Tiny Lee extended a hand as big as a ham with fingers like sausages across the bar and shook hands with Abby. “Truth is, Miz Abby, that I’m glad to see Coop with a woman. He’s been runnin’ single too long. And any kid of Ezra’s is welcome in my bar. He was a salty old bastard, but he was honest and paid his bills. He could dance the boot leather off half the women in the canyon without breakin’ a sweat.”

“Thank you,” Abby said.

“First drink is on the house. What will it be? You have to belong to Martha, the first wife, because you look just like her. What’s the other two girls look like?”

“Coors, longneck in the bottle,” she said. “Shiloh and Bonnie seem to look like their mamas, but I understand we all got Ezra’s blue eyes and stubborn streak.”

“God save the canyon.” Tiny Lee rolled his eyes as he wiped the chilly water from a beer and set it on the counter. “And what are you drinkin’, Coop?”

“The same,” he said.

Tiny Lee leaned over the bar and whispered. “He’s a good man, but if you want a man with a steady income who’ll appreciate you, then you need to flirt with me.”

“I’ll remember that.” Abby grinned.

“I see an empty table. Let’s go claim it and then hit the dance floor. And Tiny Lee, you stop trying to beat my time or I’ll take your sorry old ass into the county jail for serving beer to minors,” Cooper said.

Tiny Lee threw back his head and laughed. A man that size should have laughed like a biker or a trucker, but his laughter was as high-pitched as a little girl’s.

Cooper took Abby’s hand and wove his way through the people until they were at an empty table for four. Before they could set their beers down, Nona, Travis, and Waylon joined them. Nona counted chairs and sat down in Travis’s lap.

“Abby, it’s good to see you again. Where’s the other two sisters?”

“Shiloh and Bonnie might be along in a little while. Nice to see you all again,” Abby said. “This cowboy right here has promised me a bunch of dances. Miz Nona, you are welcome to my chair.”

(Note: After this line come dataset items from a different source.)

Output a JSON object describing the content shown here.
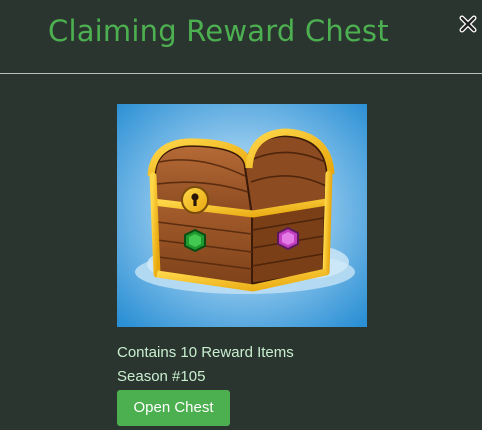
{
  "modal": {
    "title": "Claiming Reward Chest",
    "close_icon": "close-icon",
    "image": {
      "icon": "treasure-chest-image",
      "background_color": "#2a8fd4",
      "cloud_color": "#bfe0f5"
    },
    "info": {
      "items_text": "Contains 10 Reward Items",
      "season_text": "Season #105"
    },
    "open_button_label": "Open Chest"
  },
  "colors": {
    "background": "#2b3530",
    "accent": "#4caf50",
    "info_text": "#c9efcf",
    "divider": "#b9c0bb"
  }
}
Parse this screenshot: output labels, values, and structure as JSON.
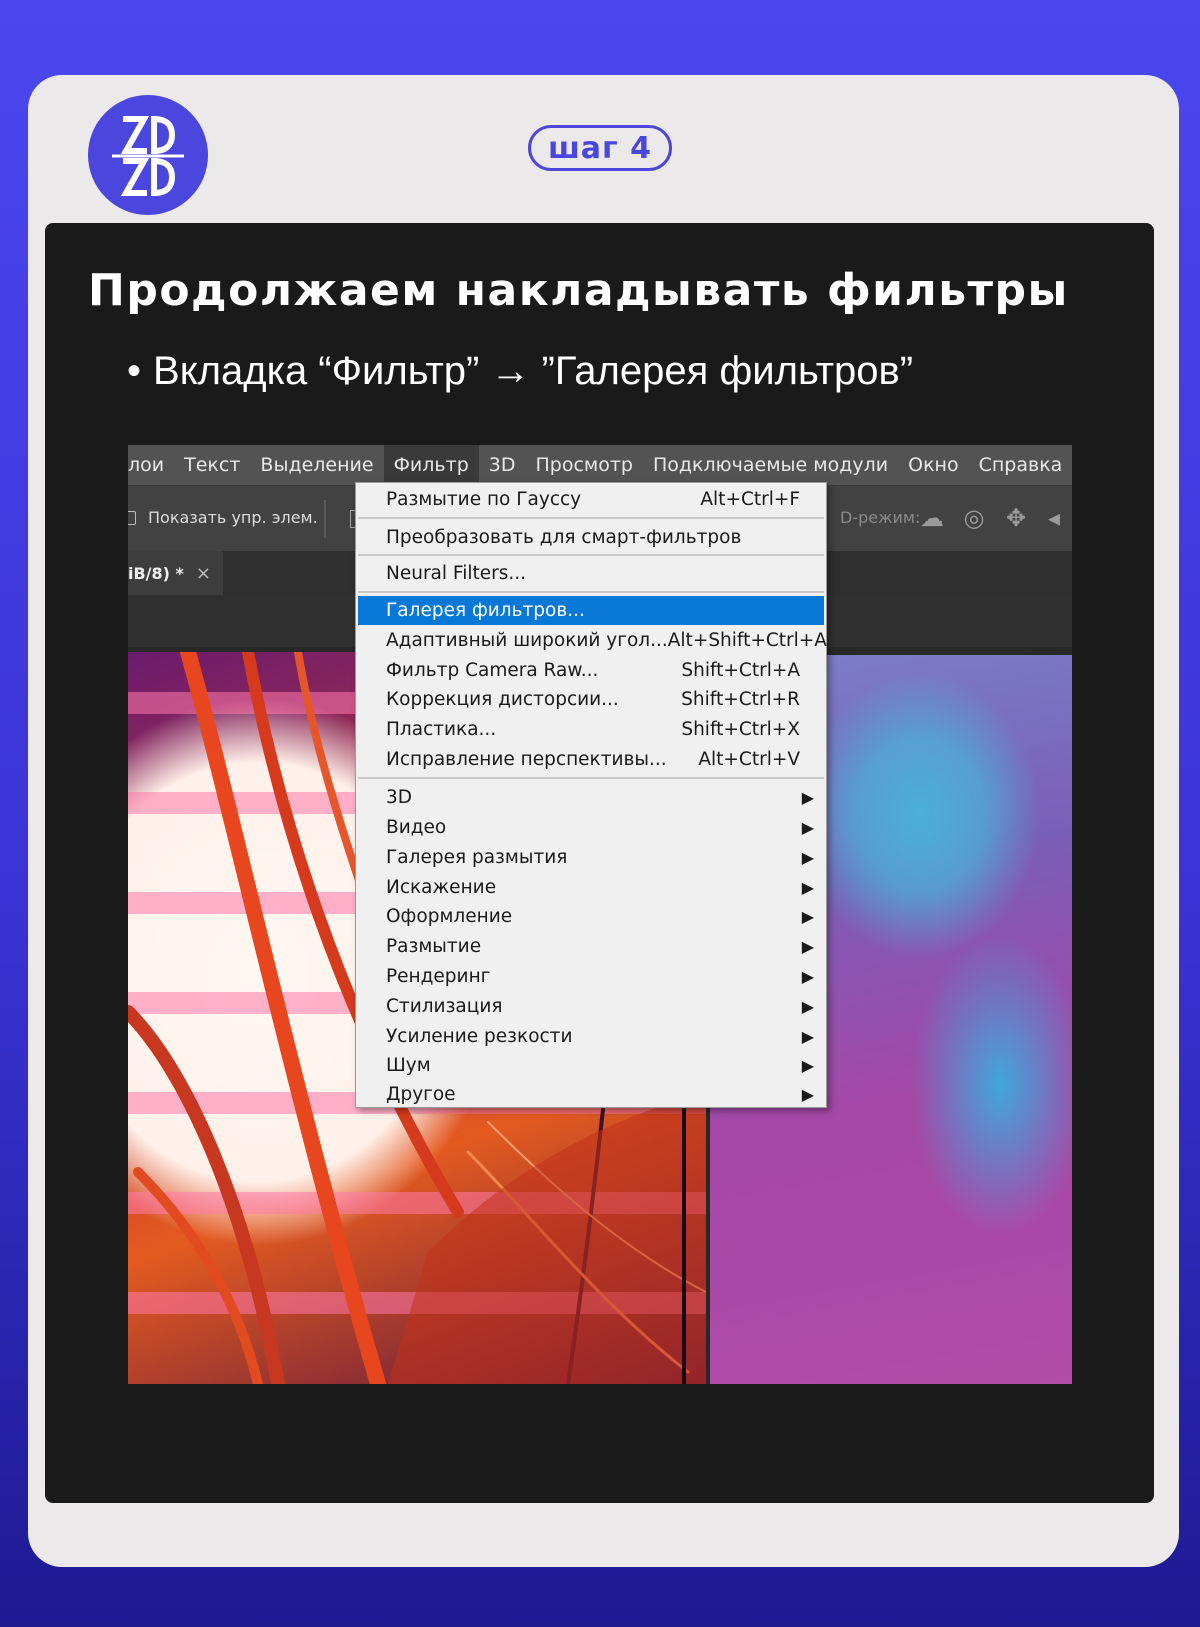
{
  "brand": {
    "logo_text": "ZD"
  },
  "step": {
    "label": "шаг 4"
  },
  "slide": {
    "heading": "Продолжаем накладывать фильтры",
    "bullet": "Вкладка “Фильтр” → ”Галерея фильтров”"
  },
  "app": {
    "menubar": [
      "лои",
      "Текст",
      "Выделение",
      "Фильтр",
      "3D",
      "Просмотр",
      "Подключаемые модули",
      "Окно",
      "Справка"
    ],
    "active_menu": "Фильтр",
    "options_bar": {
      "show_controls": "Показать упр. элем.",
      "mode_3d": "D-режим:"
    },
    "doc_tab": {
      "title": "iB/8) *",
      "close": "×"
    },
    "filter_menu": {
      "items": [
        {
          "label": "Размытие по Гауссу",
          "shortcut": "Alt+Ctrl+F"
        },
        {
          "label": "Преобразовать для смарт-фильтров",
          "shortcut": ""
        },
        {
          "label": "Neural Filters...",
          "shortcut": ""
        },
        {
          "label": "Галерея фильтров...",
          "shortcut": "",
          "highlighted": true
        },
        {
          "label": "Адаптивный широкий угол...",
          "shortcut": "Alt+Shift+Ctrl+A"
        },
        {
          "label": "Фильтр Camera Raw...",
          "shortcut": "Shift+Ctrl+A"
        },
        {
          "label": "Коррекция дисторсии...",
          "shortcut": "Shift+Ctrl+R"
        },
        {
          "label": "Пластика...",
          "shortcut": "Shift+Ctrl+X"
        },
        {
          "label": "Исправление перспективы...",
          "shortcut": "Alt+Ctrl+V"
        }
      ],
      "submenus": [
        "3D",
        "Видео",
        "Галерея размытия",
        "Искажение",
        "Оформление",
        "Размытие",
        "Рендеринг",
        "Стилизация",
        "Усиление резкости",
        "Шум",
        "Другое"
      ],
      "highlight_color": "#0a78d7"
    }
  }
}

“I kind of like the one I have right here. A cowboy that promises a woman a bunch of dances means he’s gettin’ the brand heated up,” Nona said.

“I hope not,” Abby said.

Luke Bryan’s voice singing “Drunk on You” came through the jukebox and Cooper had not been lying when he said he could dance. But something was wrong. He was executing a fine fast two-step, but he wouldn’t look at her.